Há ainda a possibilidade de conversão de 1/3 de férias em abono pecuniário sendo que o número de dias de férias a que tem direito o trabalhador temporário vai diminuindo progressivamente na proporção do número de faltas que ele vai acumulando, chegando até 12 dias de férias quando houver tido de 24 a 32 faltas.

O trabalho temporário abre as porta para o embalo da terceirização, a forma mais próxima do trabalho escravo que o capitalismo descobriu. No Brasil os senhores de escravos misturavam etnias africanas que mal podiam se comunicar entre si – e que muitas vezes eram de tribos rivais – para melhor subjugá-las. Agora se misturam trabalhadores contratados com trabalhadores terceirizados. Se o sindicato representava a tentativa de vender a força de trabalho em grupo como forma de auto defesa, agora a empresa de alocação é o intermediário entre a força de trabalho e aqueles que usufruem dela, tudo misturado com outros funcionários que se reportam aos empregadores do local de trabalho. Veja o que diz o juiz do trabalho Renato Henry Sant`Anna :

«a contratação de funcionário por meio de serviços terceirizados é uma forma de enfraquecer o movimento sindical, considerando que os empregados estão vinculados legalmente, a diferentes patrões, o que acaba dificultando a unidade dos trabalhadores e, consequentemente, a obtenção de vantagens que o movimento organizado poderia oferecer. Para o magistrado, essa certa obstrução da liberdade sindical – isto é, uma prática antissindical -, contraria a própria premissa do movimento, que é a melhoria da condição social do trabalhador .»
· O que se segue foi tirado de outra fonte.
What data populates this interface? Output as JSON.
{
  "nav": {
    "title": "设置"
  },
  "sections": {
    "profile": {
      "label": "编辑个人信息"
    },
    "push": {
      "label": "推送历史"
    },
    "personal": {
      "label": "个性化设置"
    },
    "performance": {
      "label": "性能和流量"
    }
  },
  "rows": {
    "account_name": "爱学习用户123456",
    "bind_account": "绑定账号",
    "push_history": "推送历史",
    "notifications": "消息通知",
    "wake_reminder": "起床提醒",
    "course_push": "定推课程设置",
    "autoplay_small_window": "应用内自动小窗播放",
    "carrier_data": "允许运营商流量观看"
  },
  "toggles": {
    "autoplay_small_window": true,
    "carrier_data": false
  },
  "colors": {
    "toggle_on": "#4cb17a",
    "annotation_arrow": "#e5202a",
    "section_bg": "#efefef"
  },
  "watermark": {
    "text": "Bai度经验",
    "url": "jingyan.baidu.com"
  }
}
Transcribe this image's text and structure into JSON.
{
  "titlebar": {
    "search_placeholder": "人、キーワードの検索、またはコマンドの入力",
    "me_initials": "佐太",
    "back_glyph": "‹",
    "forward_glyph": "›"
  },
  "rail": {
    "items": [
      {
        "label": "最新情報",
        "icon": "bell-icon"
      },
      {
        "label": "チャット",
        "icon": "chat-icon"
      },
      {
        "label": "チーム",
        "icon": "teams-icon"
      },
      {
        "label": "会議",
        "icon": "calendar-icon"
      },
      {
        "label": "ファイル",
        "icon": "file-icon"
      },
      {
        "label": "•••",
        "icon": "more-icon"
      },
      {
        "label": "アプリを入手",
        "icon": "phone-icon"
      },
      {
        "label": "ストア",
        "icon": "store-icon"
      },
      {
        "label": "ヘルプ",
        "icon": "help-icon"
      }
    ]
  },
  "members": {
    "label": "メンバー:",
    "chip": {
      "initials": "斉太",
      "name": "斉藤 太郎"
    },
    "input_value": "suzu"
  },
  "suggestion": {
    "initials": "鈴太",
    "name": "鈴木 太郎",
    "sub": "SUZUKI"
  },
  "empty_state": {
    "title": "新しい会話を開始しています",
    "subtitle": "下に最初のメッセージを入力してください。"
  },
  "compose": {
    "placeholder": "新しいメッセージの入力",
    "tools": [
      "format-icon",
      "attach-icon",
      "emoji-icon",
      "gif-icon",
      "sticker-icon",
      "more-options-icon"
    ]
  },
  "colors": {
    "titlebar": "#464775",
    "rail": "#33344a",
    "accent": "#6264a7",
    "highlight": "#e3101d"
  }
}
(http://www.ebc.com.br/noticias/brasil/2013/05/terceirizacao-enfraquece-movimento-sindical-avalia-juiz-do-trabalho).

Trabalho em regime de tempo parcial

No que tange à jornada parcial o projeto aumenta o máximo de horas semanais de 25 para 30 horas o que numa semana de 5 dias representa uma jornada de 6 horas. Além disso, propõe a possibilidade de um acréscimo de 6 horas suplementares se o contrato firmado prever uma jornada semanal de 26 horas, acréscimo que nos levaria a 32 horas semanais de trabalho parcial.

O gráfico abaixo mostra a extensão do trabalho parcial como forma de ocupação nos países da Europa.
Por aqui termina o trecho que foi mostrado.